Now obviously, no programmer is going to waste his time keeping track of pure numbers for millions of lines of codes just to do a simple thing. So you have a programming language where you can write using actual commands, and it will “translate” into machine language.

some modern things can only be done using programming languages, or at least in a sane fashion. Programming languages and their compilers can handle assigning memory addresses for you so that you don’t have conflicts, either inside your own program, or with others. Now that our computers have several tiny processors, each of them being fed data through multiple “pipes”, programming languages can order things so they reach your processors in parallel at exactly the right time so nothing has to wait for previous instructions to complete.

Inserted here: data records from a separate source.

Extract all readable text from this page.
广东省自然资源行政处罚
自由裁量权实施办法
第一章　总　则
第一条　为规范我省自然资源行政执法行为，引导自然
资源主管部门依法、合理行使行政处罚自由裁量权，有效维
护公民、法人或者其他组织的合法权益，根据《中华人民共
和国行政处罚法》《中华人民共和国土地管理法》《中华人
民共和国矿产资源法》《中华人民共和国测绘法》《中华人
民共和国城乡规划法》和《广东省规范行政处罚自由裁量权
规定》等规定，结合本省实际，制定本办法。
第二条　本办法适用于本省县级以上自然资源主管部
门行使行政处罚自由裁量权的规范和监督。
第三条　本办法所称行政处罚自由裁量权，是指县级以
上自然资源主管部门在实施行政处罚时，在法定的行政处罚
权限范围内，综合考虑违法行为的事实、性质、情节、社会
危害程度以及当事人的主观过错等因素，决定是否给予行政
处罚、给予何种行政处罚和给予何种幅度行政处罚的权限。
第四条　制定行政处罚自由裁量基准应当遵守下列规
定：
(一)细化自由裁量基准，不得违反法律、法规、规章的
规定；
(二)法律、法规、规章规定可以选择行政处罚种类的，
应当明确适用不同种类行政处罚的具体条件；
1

Edit: There used to be far more people who programmed in machine language, or binary. Back when machines had very little memory or storage, and very little processing power. A basic PC cost 4-5 grand in today’s money, and its power was very limited. So, it was more efficient to pay programmers more working hours to make programs far more efficient. Nowadays even portable computers are exceedingly powerful, and they have tons of RAM/storage, so it’s more efficent/profitable to minimize time coding/programming even if programs aren’t as efficient as they could be.